Le roi Dan Piètre ne voult mie séjourner sur ce propos, mais pria au royaume de Portingal dont le roi étoit son cousin germain, et y eut grands gens ; et envoya devers le roi de Grenade et le roi de Bellemarine et le roi de Tramesainnes et fit alliances à eux, parmi que trente ans il les devoit tenir en leur état et point faire de guerre, parmi ce que ces trois rois lui envoyeroient plus de vingt mille Sarrasins pour aider à faire sa guerre. Si fit le roi Dan Piètre tant qu’il eut bien, que de chrétiens que de Sarazins, quarante mille hommes, tous assemblés en la marche de Séville. En ces traités et pourchas qu’il faisoit, et pendant que le siége étoit devant Toulette, descendit en l’ost du roi Henry messire Bertran du Guesclin atout deux mille combattans, qui y fut reçu à grand’joie ; ce fut bien raison ; et furent tous ceux de l’ost réjouis de sa venue[3].

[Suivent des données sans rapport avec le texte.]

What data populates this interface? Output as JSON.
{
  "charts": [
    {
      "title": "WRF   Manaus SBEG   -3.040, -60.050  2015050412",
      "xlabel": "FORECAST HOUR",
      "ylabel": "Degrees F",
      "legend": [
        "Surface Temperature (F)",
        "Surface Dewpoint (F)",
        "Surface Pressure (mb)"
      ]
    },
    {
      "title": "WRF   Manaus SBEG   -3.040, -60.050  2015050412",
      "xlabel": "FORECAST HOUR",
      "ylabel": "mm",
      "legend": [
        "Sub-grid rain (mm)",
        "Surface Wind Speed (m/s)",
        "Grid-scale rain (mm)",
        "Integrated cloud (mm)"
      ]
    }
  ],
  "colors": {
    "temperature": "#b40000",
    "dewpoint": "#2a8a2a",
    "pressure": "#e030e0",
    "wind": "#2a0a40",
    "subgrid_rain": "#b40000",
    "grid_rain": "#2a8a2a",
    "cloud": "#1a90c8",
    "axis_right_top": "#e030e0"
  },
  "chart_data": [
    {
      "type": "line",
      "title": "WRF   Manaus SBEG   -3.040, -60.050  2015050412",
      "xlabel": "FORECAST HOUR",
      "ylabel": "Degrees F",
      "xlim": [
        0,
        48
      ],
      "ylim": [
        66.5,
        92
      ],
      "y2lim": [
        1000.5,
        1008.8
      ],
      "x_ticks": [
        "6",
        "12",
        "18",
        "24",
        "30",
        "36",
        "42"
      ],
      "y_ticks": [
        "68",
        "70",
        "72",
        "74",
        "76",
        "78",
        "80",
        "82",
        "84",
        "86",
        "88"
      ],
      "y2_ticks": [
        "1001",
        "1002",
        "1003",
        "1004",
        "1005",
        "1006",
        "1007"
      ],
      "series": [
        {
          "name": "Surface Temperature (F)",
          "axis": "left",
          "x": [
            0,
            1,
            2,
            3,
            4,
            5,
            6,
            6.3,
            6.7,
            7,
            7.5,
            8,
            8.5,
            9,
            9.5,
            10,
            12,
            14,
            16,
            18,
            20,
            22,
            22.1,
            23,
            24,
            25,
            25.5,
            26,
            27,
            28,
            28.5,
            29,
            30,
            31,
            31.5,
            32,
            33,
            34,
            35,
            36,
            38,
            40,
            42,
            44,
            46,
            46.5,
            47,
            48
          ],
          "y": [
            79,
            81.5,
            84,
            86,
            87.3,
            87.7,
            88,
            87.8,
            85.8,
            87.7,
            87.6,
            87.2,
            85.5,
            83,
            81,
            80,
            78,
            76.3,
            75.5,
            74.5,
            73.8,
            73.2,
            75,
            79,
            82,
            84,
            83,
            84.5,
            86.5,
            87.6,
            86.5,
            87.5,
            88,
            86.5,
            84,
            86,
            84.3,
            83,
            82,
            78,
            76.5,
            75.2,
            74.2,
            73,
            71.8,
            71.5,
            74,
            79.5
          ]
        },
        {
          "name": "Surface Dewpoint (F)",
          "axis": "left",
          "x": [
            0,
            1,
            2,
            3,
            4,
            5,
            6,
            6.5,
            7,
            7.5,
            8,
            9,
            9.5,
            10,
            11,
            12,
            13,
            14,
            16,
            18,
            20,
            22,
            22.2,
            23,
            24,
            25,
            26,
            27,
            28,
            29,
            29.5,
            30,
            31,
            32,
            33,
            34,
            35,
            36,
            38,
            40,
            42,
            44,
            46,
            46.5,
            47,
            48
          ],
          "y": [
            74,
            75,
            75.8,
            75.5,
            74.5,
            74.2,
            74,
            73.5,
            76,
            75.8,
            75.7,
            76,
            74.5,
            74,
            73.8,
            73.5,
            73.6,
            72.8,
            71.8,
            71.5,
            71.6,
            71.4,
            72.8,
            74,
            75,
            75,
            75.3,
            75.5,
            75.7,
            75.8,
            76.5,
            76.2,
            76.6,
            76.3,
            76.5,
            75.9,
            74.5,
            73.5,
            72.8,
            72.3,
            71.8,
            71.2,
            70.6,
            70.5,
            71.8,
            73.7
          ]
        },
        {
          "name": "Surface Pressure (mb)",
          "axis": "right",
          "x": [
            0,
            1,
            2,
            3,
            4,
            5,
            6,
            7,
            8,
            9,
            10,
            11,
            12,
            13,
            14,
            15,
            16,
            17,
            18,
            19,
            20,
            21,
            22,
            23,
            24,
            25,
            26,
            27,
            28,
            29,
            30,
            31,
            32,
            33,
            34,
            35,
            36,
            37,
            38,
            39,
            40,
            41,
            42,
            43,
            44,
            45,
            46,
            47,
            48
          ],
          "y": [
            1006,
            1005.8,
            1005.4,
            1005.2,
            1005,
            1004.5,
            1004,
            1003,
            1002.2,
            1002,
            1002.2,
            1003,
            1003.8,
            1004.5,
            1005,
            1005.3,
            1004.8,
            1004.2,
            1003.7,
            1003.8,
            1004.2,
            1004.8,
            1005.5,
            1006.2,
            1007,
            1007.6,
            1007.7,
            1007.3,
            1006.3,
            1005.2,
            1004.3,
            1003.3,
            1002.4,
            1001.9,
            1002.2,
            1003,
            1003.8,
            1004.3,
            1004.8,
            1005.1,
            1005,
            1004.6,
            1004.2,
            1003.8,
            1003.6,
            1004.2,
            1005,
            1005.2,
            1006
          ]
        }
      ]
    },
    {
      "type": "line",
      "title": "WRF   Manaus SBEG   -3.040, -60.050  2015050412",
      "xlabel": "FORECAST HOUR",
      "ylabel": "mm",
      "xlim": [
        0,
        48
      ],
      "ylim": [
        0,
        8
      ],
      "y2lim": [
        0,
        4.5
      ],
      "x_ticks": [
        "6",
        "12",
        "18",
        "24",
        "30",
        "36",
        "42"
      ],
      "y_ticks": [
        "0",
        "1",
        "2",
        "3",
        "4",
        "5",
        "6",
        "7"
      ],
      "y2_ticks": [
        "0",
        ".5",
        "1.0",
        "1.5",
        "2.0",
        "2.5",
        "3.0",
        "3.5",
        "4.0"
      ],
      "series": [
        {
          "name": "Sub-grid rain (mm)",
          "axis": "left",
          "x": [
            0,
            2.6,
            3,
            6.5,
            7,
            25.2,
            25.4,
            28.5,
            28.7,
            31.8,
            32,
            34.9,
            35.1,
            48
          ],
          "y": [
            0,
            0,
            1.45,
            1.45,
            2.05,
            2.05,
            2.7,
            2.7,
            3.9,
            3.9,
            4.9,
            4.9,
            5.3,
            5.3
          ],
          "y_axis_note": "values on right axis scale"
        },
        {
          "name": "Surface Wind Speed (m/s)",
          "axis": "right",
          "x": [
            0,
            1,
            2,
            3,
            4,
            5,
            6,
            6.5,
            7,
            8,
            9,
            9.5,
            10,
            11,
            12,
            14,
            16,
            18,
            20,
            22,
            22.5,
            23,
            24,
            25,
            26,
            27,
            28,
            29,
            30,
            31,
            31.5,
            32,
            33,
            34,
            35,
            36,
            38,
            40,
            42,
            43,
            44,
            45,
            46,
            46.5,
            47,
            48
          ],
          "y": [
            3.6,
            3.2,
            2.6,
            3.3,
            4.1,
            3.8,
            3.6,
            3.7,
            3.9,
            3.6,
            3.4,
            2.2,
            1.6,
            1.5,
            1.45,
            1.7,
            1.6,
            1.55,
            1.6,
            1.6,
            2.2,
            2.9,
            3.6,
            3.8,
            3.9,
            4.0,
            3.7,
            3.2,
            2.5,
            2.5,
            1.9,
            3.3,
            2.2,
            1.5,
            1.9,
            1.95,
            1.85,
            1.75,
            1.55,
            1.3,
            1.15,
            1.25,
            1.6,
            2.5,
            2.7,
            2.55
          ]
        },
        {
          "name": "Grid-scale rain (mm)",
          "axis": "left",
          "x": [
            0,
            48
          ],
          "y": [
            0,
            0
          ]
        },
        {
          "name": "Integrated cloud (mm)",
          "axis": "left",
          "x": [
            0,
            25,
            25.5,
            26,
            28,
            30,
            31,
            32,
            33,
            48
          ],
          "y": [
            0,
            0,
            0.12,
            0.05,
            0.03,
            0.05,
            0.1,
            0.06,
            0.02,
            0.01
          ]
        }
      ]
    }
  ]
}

  1. Le duc d’Anjou se rendit maître de la ville de Tarascon, ou plutôt les habitans, avec qui il entretenait des intelligences, la lui livrèrent vers la fin de mars. Le 11 avril suivant, il assiégea Arles et laissa la conduite du siége à du Guesclin qui le leva le 1er mai. Quant au départ de celui-ci pour l’Espagne, il ne peut être antérieur à la fin de septembre, et peut-être même faut-il le reculer davantage. Ce ne fut que postérieurement au 20 de ce mois qu’il traita, par ordre du duc d’Anjou, avec les chefs des compagnies, Bretons, Gascons, Lombards, etc., pour les engager à sortir du Languedoc, moyennant une certaine somme, dont il leur remit entre les mains pour garans Alain de Beaumont et le sire de Montauban.
  2. Ayala rapporte que D. Pèdre s’adressa aussi, pour demander des conseils, au Maure Benahatin, grand astrologue ou philosophe et conseiller du roi de Grenade, et il n’eût certainement pas trouvé parmi les chrétiens d’Espagne ou de France un seul homme en état de lui donner des conseils aussi éclairés que ceux contenus dans les deux lettres de Benahatin rapportées par Ayala. La première me semble un morceau inspiré par la sagesse elle-même. On y retrouve un esprit de liberté, de tolérance et de philosophie qui était inconnu chez les chrétiens d’alors.
  3. Les historiens d’Espagne placent l’arrivée de du Guesclin à l’armée de Henri au commencement de l’année 1369, et il ne peut guère y être arrivé plus tôt, comme on le verra ci-après dans une remarque sur le chapitre 253. Il faut donc rapporter à cette année la suite de la guerre contre Henri et D. Pèdre. Nous continuerons cependant de mettre en marge l’année 1368, parce que plusieurs des événement que Froissart raconte après la bataille de Montiel et la mort de D. Pèdre, dont il ignorait la véritable date, appartiennent certainement à cette année.